# How does the earth revolve around the sun?

Mar 11, 2016

The path of revolution of the center E of the Earth, about the center S of the Sun, is an ellipse. S is a focus of this ellipse. Distance SE is governed by $S E = \frac{a \left(1 - {e}^{2}\right)}{1 + e \cos \left(\theta\right)}$

#### Explanation:

$\theta$ is the inclination of SE to the initial line $\theta = 0$.
Semi-major of the ellipse a = 149598262 km, nearly. The eccentricity of the ellipse e + 0.01671, nearly.

For one revolution, the period for $\theta = 2 \pi$ and the time-period is 365.265363 days, nearly.

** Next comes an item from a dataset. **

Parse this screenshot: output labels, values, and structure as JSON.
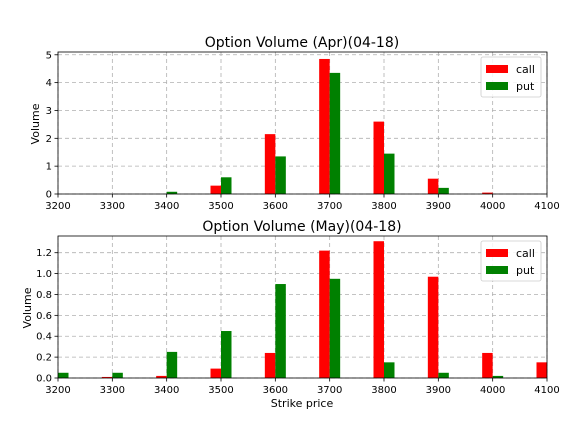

At $\theta = 0$, SE is the minimum ( perihelion ) = $a \left(1 - e\right)$ = 147.1 Million km, nearly. This happens around Jan 3.
At $\theta = \pi$, SE is the maximum (aphelion) = $a \left(1 + e\right)$ = 152.1 Million km, nearly. This happens around July 2.
$\theta > \frac{\pi}{2}$, when SE = a. This is an end of the minor axis of the ellipse.

Importantly, S is away from the center C of the ellipse by CS = ae = 2.5 Million km, nearly.